Николай встал и подошел к окну, за которым становилось все жарче. Набережная наполнялась людьми. Казалось, канал Грибоедова вот-вот выйдет из берегов из-за наплыва катеров, лодок, трамвайчиков. Слышались голоса, рычание двигателей, визжащие крики чаек.
– Вы хотели поговорить со мной о вашем дяде, – сказал Николай, обернувшись.
– Да… – Василиса оторвалась от мрачных воспоминаний.

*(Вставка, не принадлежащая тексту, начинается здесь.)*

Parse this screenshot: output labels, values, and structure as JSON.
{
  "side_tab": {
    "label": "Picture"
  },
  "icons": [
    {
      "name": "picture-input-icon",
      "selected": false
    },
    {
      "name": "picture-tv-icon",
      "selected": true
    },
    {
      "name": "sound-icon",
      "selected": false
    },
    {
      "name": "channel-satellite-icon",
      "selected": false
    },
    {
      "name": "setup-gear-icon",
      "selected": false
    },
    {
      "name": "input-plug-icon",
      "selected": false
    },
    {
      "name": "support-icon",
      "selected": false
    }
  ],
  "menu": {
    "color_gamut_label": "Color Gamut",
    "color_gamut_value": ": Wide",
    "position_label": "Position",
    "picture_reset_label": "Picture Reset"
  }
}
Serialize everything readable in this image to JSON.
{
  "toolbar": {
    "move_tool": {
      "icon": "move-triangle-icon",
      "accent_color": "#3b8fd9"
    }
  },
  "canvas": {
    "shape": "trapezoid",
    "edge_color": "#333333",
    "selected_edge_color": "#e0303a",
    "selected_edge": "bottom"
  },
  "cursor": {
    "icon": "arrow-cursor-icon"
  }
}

Лицо ее стало подвижным, озабоченным, щеки загорелись румянцем. – Да… Он приходил вчера к нам. Пытался упросить меня, чтобы я запретила вам бывать на Ждановской.
– Даже так?!
– Да.
– И почему же?
– Он говорит, что вы лезете не в свое дело. Копаетесь в том, в чем копаться нельзя.
– Ну… И что вы мне скажете, Василиса? – Николай пристально смотрел на нее. Лицо его помрачнело.
Василиса тоже смотрела на него с каким-то особенным выражением, Николай никак не мог понять, что означал ее взгляд, ее раскрасневшееся лицо, ее раздутые ноздри и чуть приподнятые уголки рта. Наконец она заговорила.
– Я попрошу вас, Николай… Я очень попрошу вас… Даже если на вас будут давить – продолжайте. Продолжайте несмотря ни на что… Это очень важно для меня. Очень важно для мамы… Да и для самого отца. Я прошу вас. Я очень вас прошу. Мне больше не на кого надеяться… Да и к тому же… Мне почему-то кажется, что это касается не только меня, не только моей семьи, это касается всех…
– Хорошо, Василиса. Я вас понял. А кто может давить на меня?
– Да кто угодно… Я не знаю. Ваше начальство с телевидения… Люди, которых попросит дядя… Ведь он… – она осеклась.
– Что он? – переспросил Николай. – Василиса, что он? Говорите, пожалуйста. Ничего не скрывайте от меня.
– Понимаете… У меня есть все основания думать, что это мог быть и он…
– Мог быть он? Вы о чем?
– О том доносе.
– На Андрея Огнева?
– Да.
– Зачем это ему?
– Из-за мамы… Или из-за чего-то, что было с ней связано… Я ничего не знаю…И это незнание мучает меня.